In a recent post, Liz Spayd, the newly appointed Public Editor of the New York Times, asked the open question as to whether Times readers see the paper as being overly liberal.  In particular, supporters of Donald Trump have complained that New York City’s traditional journal of record has a “relentless bias” against the Republican nominee.

 

While I have been an occasional critic of the “Gray Lady,” I rise to her defense in this election cycle.  I’m not talking here about the Editorial page of the paper which is unashamedly left-leaning in its opinion-making.  Rather, I focus on how publications seeking to cover this election in a fair and unbiased manner should approach the Trump candidacy.

 

For the reasons I outline below, I believe that the extraordinary nature of the Trump campaign requires responsible journalists to jettison their traditional “on the one hand, on the other hand” paradigm. Never has there been a candidate who so brazenly lies, spouts racial and religious insults and threatens to violate treaties and the Constitution alike. Under such extreme conditions blandly to apply the rules of politics-as-usual is to abdicate the vital responsibility of the Fourth Estate.

 

I am not advocating an abandonment of journalistic ethics or turning the front page or home page into the op-ed page. Instead, I believe that fairness in the context of the Clinton-Trump campaign requires a heightened scrutiny of both candidates. For example, when running video of either candidate or reporting their comments, their lies or inconsistent prior statements should be called out in real-time.

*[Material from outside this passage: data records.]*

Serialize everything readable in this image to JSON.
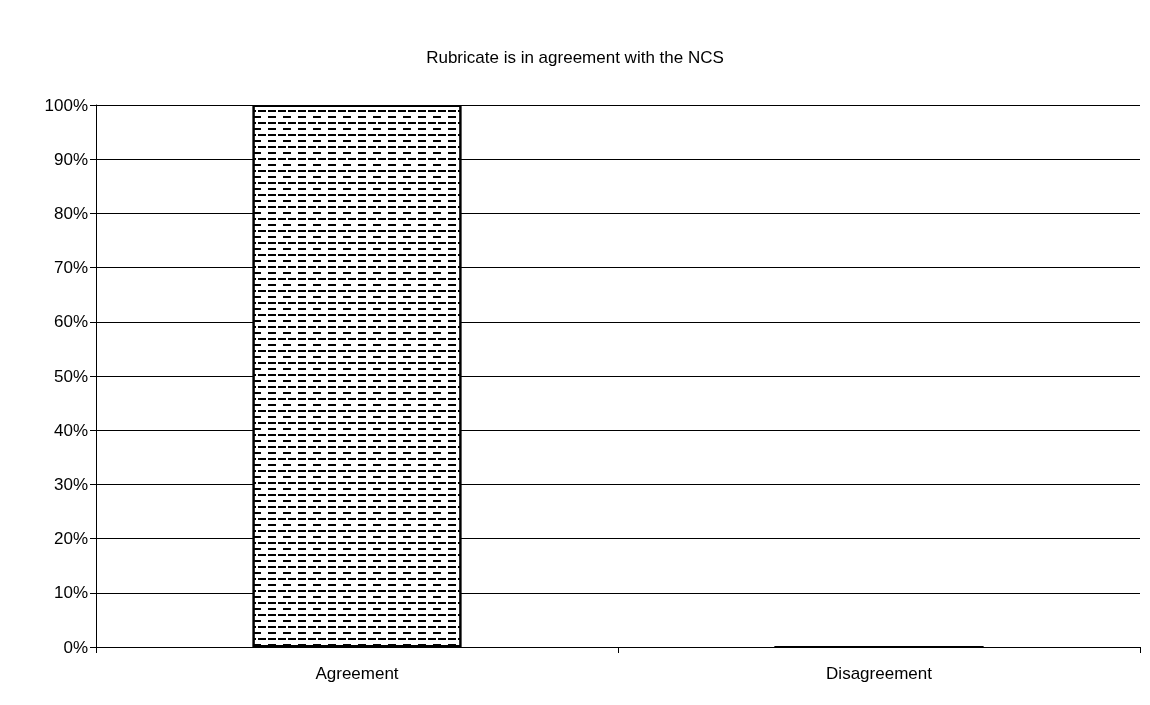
{
  "chart_data": {
    "type": "bar",
    "title": "Rubricate is in agreement with the NCS",
    "categories": [
      "Agreement",
      "Disagreement"
    ],
    "values": [
      100,
      0
    ],
    "color": "#ffffff",
    "ylim": [
      0,
      100
    ],
    "yticks": [
      {
        "value": 0,
        "label": "0%"
      },
      {
        "value": 10,
        "label": "10%"
      },
      {
        "value": 20,
        "label": "20%"
      },
      {
        "value": 30,
        "label": "30%"
      },
      {
        "value": 40,
        "label": "40%"
      },
      {
        "value": 50,
        "label": "50%"
      },
      {
        "value": 60,
        "label": "60%"
      },
      {
        "value": 70,
        "label": "70%"
      },
      {
        "value": 80,
        "label": "80%"
      },
      {
        "value": 90,
        "label": "90%"
      },
      {
        "value": 100,
        "label": "100%"
      }
    ],
    "grid": "y"
  }
}
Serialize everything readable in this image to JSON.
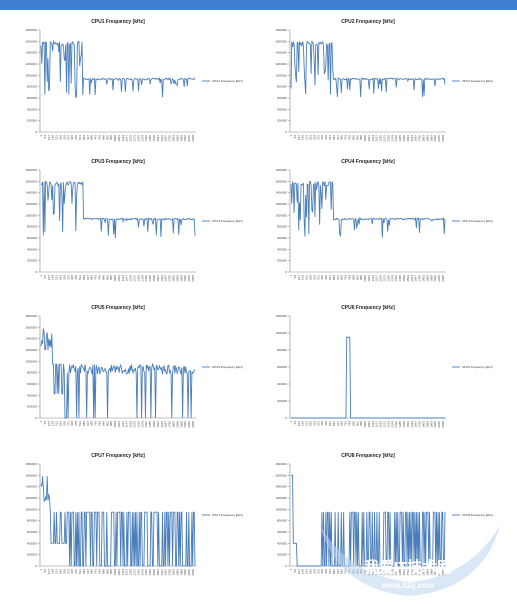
{
  "chart_data": [
    {
      "type": "line",
      "title": "CPU1 Frequency [kHz]",
      "series": [
        {
          "name": "CPU1 Frequency [kHz]",
          "values": []
        }
      ],
      "ylim": [
        0,
        1800000
      ],
      "yticks": [
        0,
        200000,
        400000,
        600000,
        800000,
        1000000,
        1200000,
        1400000,
        1600000,
        1800000
      ],
      "pattern": "high-then-flat",
      "high": 1600000,
      "flat": 950000,
      "color": "#4a7ebb"
    },
    {
      "type": "line",
      "title": "CPU2 Frequency [kHz]",
      "series": [
        {
          "name": "CPU2 Frequency [kHz]",
          "values": []
        }
      ],
      "ylim": [
        0,
        1800000
      ],
      "yticks": [
        0,
        200000,
        400000,
        600000,
        800000,
        1000000,
        1200000,
        1400000,
        1600000,
        1800000
      ],
      "pattern": "high-then-flat",
      "high": 1600000,
      "flat": 950000,
      "color": "#4a7ebb"
    },
    {
      "type": "line",
      "title": "CPU3 Frequency [kHz]",
      "series": [
        {
          "name": "CPU3 Frequency [kHz]",
          "values": []
        }
      ],
      "ylim": [
        0,
        1800000
      ],
      "yticks": [
        0,
        200000,
        400000,
        600000,
        800000,
        1000000,
        1200000,
        1400000,
        1600000,
        1800000
      ],
      "pattern": "high-then-flat",
      "high": 1600000,
      "flat": 950000,
      "color": "#4a7ebb"
    },
    {
      "type": "line",
      "title": "CPU4 Frequency [kHz]",
      "series": [
        {
          "name": "CPU4 Frequency [kHz]",
          "values": []
        }
      ],
      "ylim": [
        0,
        1800000
      ],
      "yticks": [
        0,
        200000,
        400000,
        600000,
        800000,
        1000000,
        1200000,
        1400000,
        1600000,
        1800000
      ],
      "pattern": "high-then-flat",
      "high": 1600000,
      "flat": 950000,
      "color": "#4a7ebb"
    },
    {
      "type": "line",
      "title": "CPU5 Frequency [kHz]",
      "series": [
        {
          "name": "CPU5 Frequency [kHz]",
          "values": []
        }
      ],
      "ylim": [
        0,
        1800000
      ],
      "yticks": [
        0,
        200000,
        400000,
        600000,
        800000,
        1000000,
        1200000,
        1400000,
        1600000,
        1800000
      ],
      "pattern": "burst-then-gaps",
      "high": 1600000,
      "flat": 950000,
      "color": "#4a7ebb"
    },
    {
      "type": "line",
      "title": "CPU6 Frequency [kHz]",
      "series": [
        {
          "name": "CPU6 Frequency [kHz]",
          "values": []
        }
      ],
      "ylim": [
        0,
        1200000
      ],
      "yticks": [
        0,
        200000,
        400000,
        600000,
        800000,
        1000000,
        1200000
      ],
      "pattern": "single-spike",
      "high": 950000,
      "flat": 0,
      "color": "#4a7ebb"
    },
    {
      "type": "line",
      "title": "CPU7 Frequency [kHz]",
      "series": [
        {
          "name": "CPU7 Frequency [kHz]",
          "values": []
        }
      ],
      "ylim": [
        0,
        1800000
      ],
      "yticks": [
        0,
        200000,
        400000,
        600000,
        800000,
        1000000,
        1200000,
        1400000,
        1600000,
        1800000
      ],
      "pattern": "burst-then-bars",
      "high": 1600000,
      "flat": 950000,
      "color": "#4a7ebb"
    },
    {
      "type": "line",
      "title": "CPU8 Frequency [kHz]",
      "series": [
        {
          "name": "CPU8 Frequency [kHz]",
          "values": []
        }
      ],
      "ylim": [
        0,
        1800000
      ],
      "yticks": [
        0,
        200000,
        400000,
        600000,
        800000,
        1000000,
        1200000,
        1400000,
        1600000,
        1800000
      ],
      "pattern": "spike-then-bars",
      "high": 1600000,
      "flat": 950000,
      "color": "#4a7ebb"
    }
  ],
  "watermark": {
    "main": "我爱IT技术网",
    "url": "www.52ij.com"
  },
  "colors": {
    "top_bar": "#3f7fd0",
    "line": "#4a7ebb",
    "axis": "#888888"
  }
}
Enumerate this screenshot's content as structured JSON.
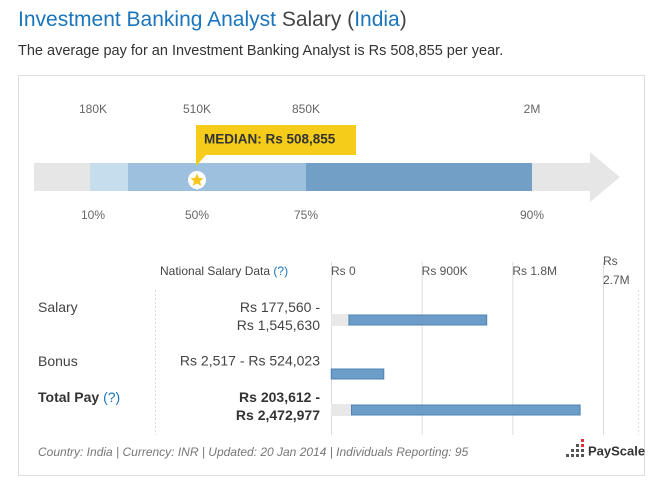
{
  "header": {
    "title_job": "Investment Banking Analyst",
    "title_mid": "Salary (",
    "title_country": "India",
    "title_end": ")",
    "subtitle": "The average pay for an Investment Banking Analyst is Rs 508,855 per year."
  },
  "percentile_chart": {
    "median_label": "MEDIAN: Rs 508,855",
    "amounts": [
      "180K",
      "510K",
      "850K",
      "2M"
    ],
    "percentiles": [
      "10%",
      "50%",
      "75%",
      "90%"
    ]
  },
  "table": {
    "header": "National Salary Data",
    "help": "(?)",
    "xlim": [
      0,
      2700000
    ],
    "xticks": [
      {
        "value": 0,
        "label": "Rs 0"
      },
      {
        "value": 900000,
        "label": "Rs 900K"
      },
      {
        "value": 1800000,
        "label": "Rs 1.8M"
      },
      {
        "value": 2700000,
        "label": "Rs 2.7M"
      }
    ],
    "rows": [
      {
        "label": "Salary",
        "range": "Rs 177,560 - Rs 1,545,630",
        "low": 177560,
        "high": 1545630
      },
      {
        "label": "Bonus",
        "range": "Rs 2,517 - Rs 524,023",
        "low": 2517,
        "high": 524023
      },
      {
        "label": "Total Pay",
        "help": "(?)",
        "range": "Rs 203,612 - Rs 2,472,977",
        "low": 203612,
        "high": 2472977,
        "bold": true
      }
    ]
  },
  "footer": {
    "text": "Country: India | Currency: INR | Updated: 20 Jan 2014 | Individuals Reporting: 95",
    "logo": "PayScale"
  }
}
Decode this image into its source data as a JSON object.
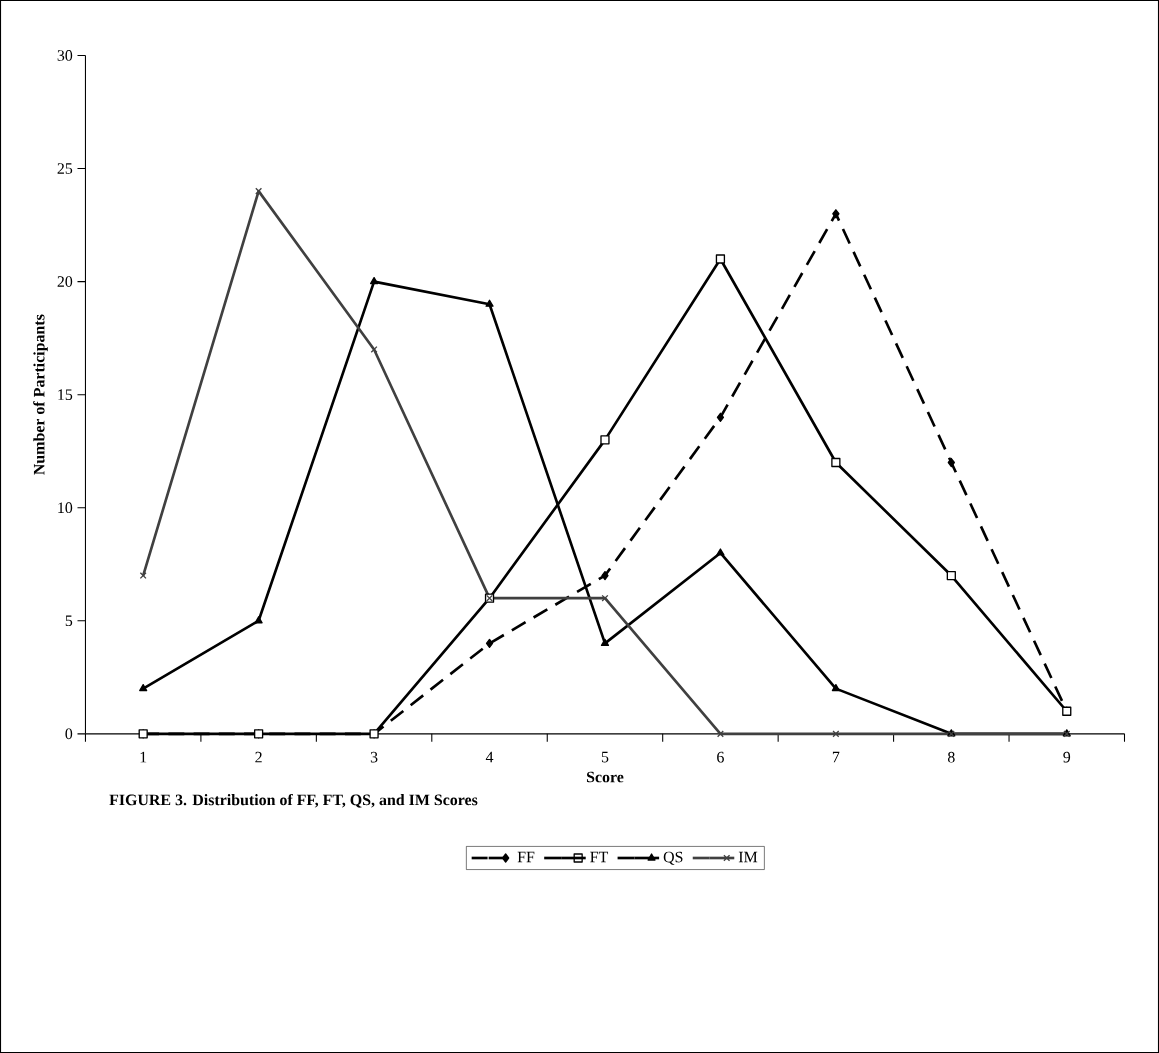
{
  "chart_data": {
    "type": "line",
    "title": "FIGURE 3. Distribution of FF, FT, QS, and IM Scores",
    "xlabel": "Score",
    "ylabel": "Number of Participants",
    "categories": [
      "1",
      "2",
      "3",
      "4",
      "5",
      "6",
      "7",
      "8",
      "9"
    ],
    "series": [
      {
        "name": "FF",
        "color": "#000000",
        "marker": "diamond",
        "line_style": "dashed",
        "values": [
          0,
          0,
          0,
          4,
          7,
          14,
          23,
          12,
          1
        ]
      },
      {
        "name": "FT",
        "color": "#000000",
        "marker": "square",
        "line_style": "solid",
        "values": [
          0,
          0,
          0,
          6,
          13,
          21,
          12,
          7,
          1
        ]
      },
      {
        "name": "QS",
        "color": "#000000",
        "marker": "triangle",
        "line_style": "solid",
        "values": [
          2,
          5,
          20,
          19,
          4,
          8,
          2,
          0,
          0
        ]
      },
      {
        "name": "IM",
        "color": "#404040",
        "marker": "cross",
        "line_style": "solid",
        "values": [
          7,
          24,
          17,
          6,
          6,
          0,
          0,
          0,
          0
        ]
      }
    ],
    "ylim": [
      0,
      30
    ],
    "yticks": [
      0,
      5,
      10,
      15,
      20,
      25,
      30
    ],
    "legend": "bottom"
  }
}
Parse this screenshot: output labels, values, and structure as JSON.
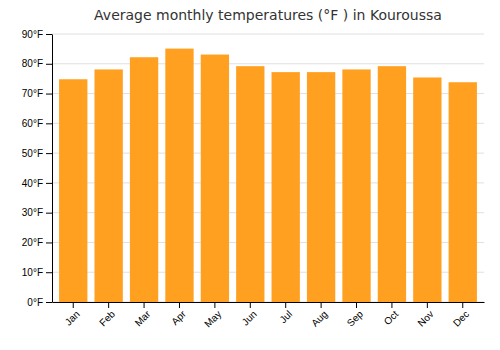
{
  "chart_data": {
    "type": "bar",
    "title": "Average monthly temperatures (°F ) in Kouroussa",
    "categories": [
      "Jan",
      "Feb",
      "Mar",
      "Apr",
      "May",
      "Jun",
      "Jul",
      "Aug",
      "Sep",
      "Oct",
      "Nov",
      "Dec"
    ],
    "values": [
      74.8,
      78.1,
      82.2,
      85.1,
      83.1,
      79.2,
      77.2,
      77.2,
      78.1,
      79.2,
      75.4,
      73.8
    ],
    "color": "#FFA020",
    "ylim": [
      0,
      90
    ],
    "yticks": [
      {
        "value": 0,
        "label": "0°F"
      },
      {
        "value": 10,
        "label": "10°F"
      },
      {
        "value": 20,
        "label": "20°F"
      },
      {
        "value": 30,
        "label": "30°F"
      },
      {
        "value": 40,
        "label": "40°F"
      },
      {
        "value": 50,
        "label": "50°F"
      },
      {
        "value": 60,
        "label": "60°F"
      },
      {
        "value": 70,
        "label": "70°F"
      },
      {
        "value": 80,
        "label": "80°F"
      },
      {
        "value": 90,
        "label": "90°F"
      }
    ],
    "grid": true
  }
}
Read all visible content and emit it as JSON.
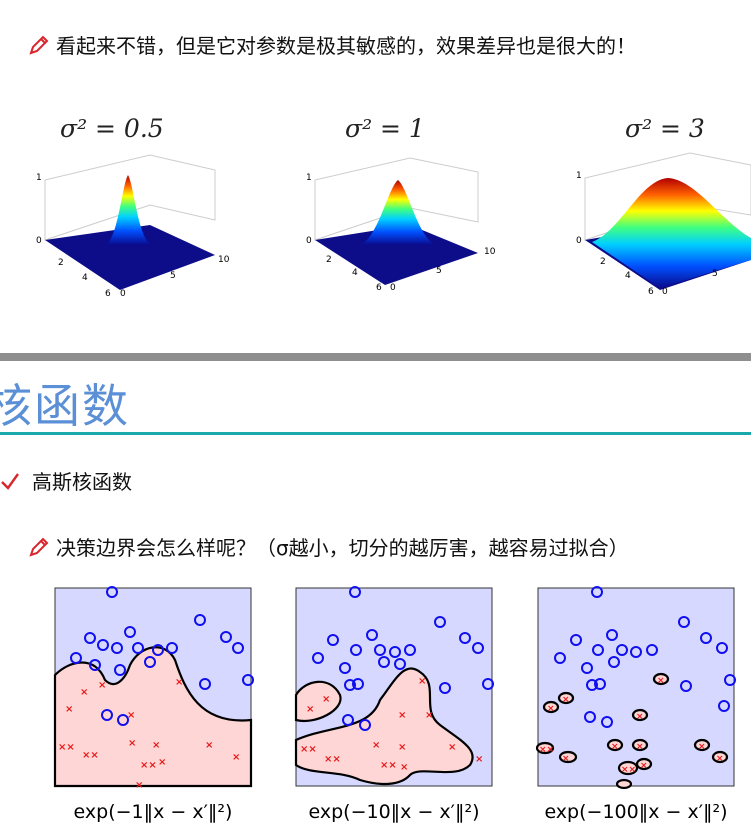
{
  "top_note": "看起来不错，但是它对参数是极其敏感的，效果差异也是很大的！",
  "gaussians": [
    {
      "label": "σ² = 0.5",
      "sigma2": 0.5
    },
    {
      "label": "σ² = 1",
      "sigma2": 1
    },
    {
      "label": "σ² = 3",
      "sigma2": 3
    }
  ],
  "axis_ticks": {
    "z_top": "1",
    "z_bottom": "0",
    "x": [
      "2",
      "4",
      "6"
    ],
    "y": [
      "0",
      "5",
      "10"
    ]
  },
  "section_title": "核函数",
  "bullet_text": "高斯核函数",
  "question_note": "决策边界会怎么样呢？（σ越小，切分的越厉害，越容易过拟合）",
  "decision_panels": [
    {
      "label": "exp(−1‖x − x′‖²)",
      "gamma": 1
    },
    {
      "label": "exp(−10‖x − x′‖²)",
      "gamma": 10
    },
    {
      "label": "exp(−100‖x − x′‖²)",
      "gamma": 100
    }
  ],
  "colors": {
    "blue_region": "#d6d8ff",
    "red_region": "#ffd6d6",
    "circle": "#1010ee",
    "cross": "#e81818",
    "title": "#5b8fd6",
    "rule": "#1aa9ab"
  }
}
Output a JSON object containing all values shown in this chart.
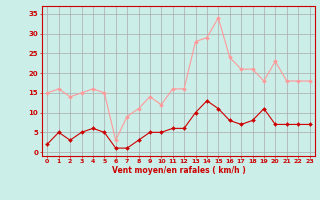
{
  "x": [
    0,
    1,
    2,
    3,
    4,
    5,
    6,
    7,
    8,
    9,
    10,
    11,
    12,
    13,
    14,
    15,
    16,
    17,
    18,
    19,
    20,
    21,
    22,
    23
  ],
  "avg_wind": [
    2,
    5,
    3,
    5,
    6,
    5,
    1,
    1,
    3,
    5,
    5,
    6,
    6,
    10,
    13,
    11,
    8,
    7,
    8,
    11,
    7,
    7,
    7,
    7
  ],
  "gust_wind": [
    15,
    16,
    14,
    15,
    16,
    15,
    3,
    9,
    11,
    14,
    12,
    16,
    16,
    28,
    29,
    34,
    24,
    21,
    21,
    18,
    23,
    18,
    18,
    18
  ],
  "avg_color": "#cc0000",
  "gust_color": "#ff9999",
  "bg_color": "#cceee8",
  "grid_color": "#aaaaaa",
  "xlabel": "Vent moyen/en rafales ( km/h )",
  "yticks": [
    0,
    5,
    10,
    15,
    20,
    25,
    30,
    35
  ],
  "ylim": [
    -1,
    37
  ],
  "xlim": [
    -0.5,
    23.5
  ],
  "figwidth": 3.2,
  "figheight": 2.0,
  "dpi": 100
}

This can be done with a crawler on live video or a corrections box adjoining text.

 

To her great credit, Fox’s Megyn Kelly strongly confronted Candidate Trump with his long and sorry history of misogyny. Likewise, Chris Mathews of MSNBC really did play hardball with Trump over the candidate’s waffling on exactly how women should be punished for seeking an abortion. Unfortunately, these are rare displays of journalistic backbone in the face of Trumpian bombast, bigotry and bullying.

 

Where were the follow-up questions when Trump flatly asserted he could not possibly release his tax returns because they were being audited by the IRS? (Think about that one a moment – why should it matter if Trump is being audited if he was previously happy to sign and file the returns as correct?). Or who lifted a pen or a microphone to condemn Trump’s proposals to deport 11 million immigrants, ban Muslims from the US, encourage Japan and South Korea to obtain nuclear weapons, welch on the US national debt or abrogate the NATO treaty? These are not serious political policy positions. This is race-

baiting and rabble-rousing and needs to be called out and corrected.

 

So the next time the New York Times self-consciously worries that it is not being fair to Mr. Trump it should consider whether the normal rules of journalism apply to the parallel Trump universe or whether independence, fairness and integrity require a more exacting edit.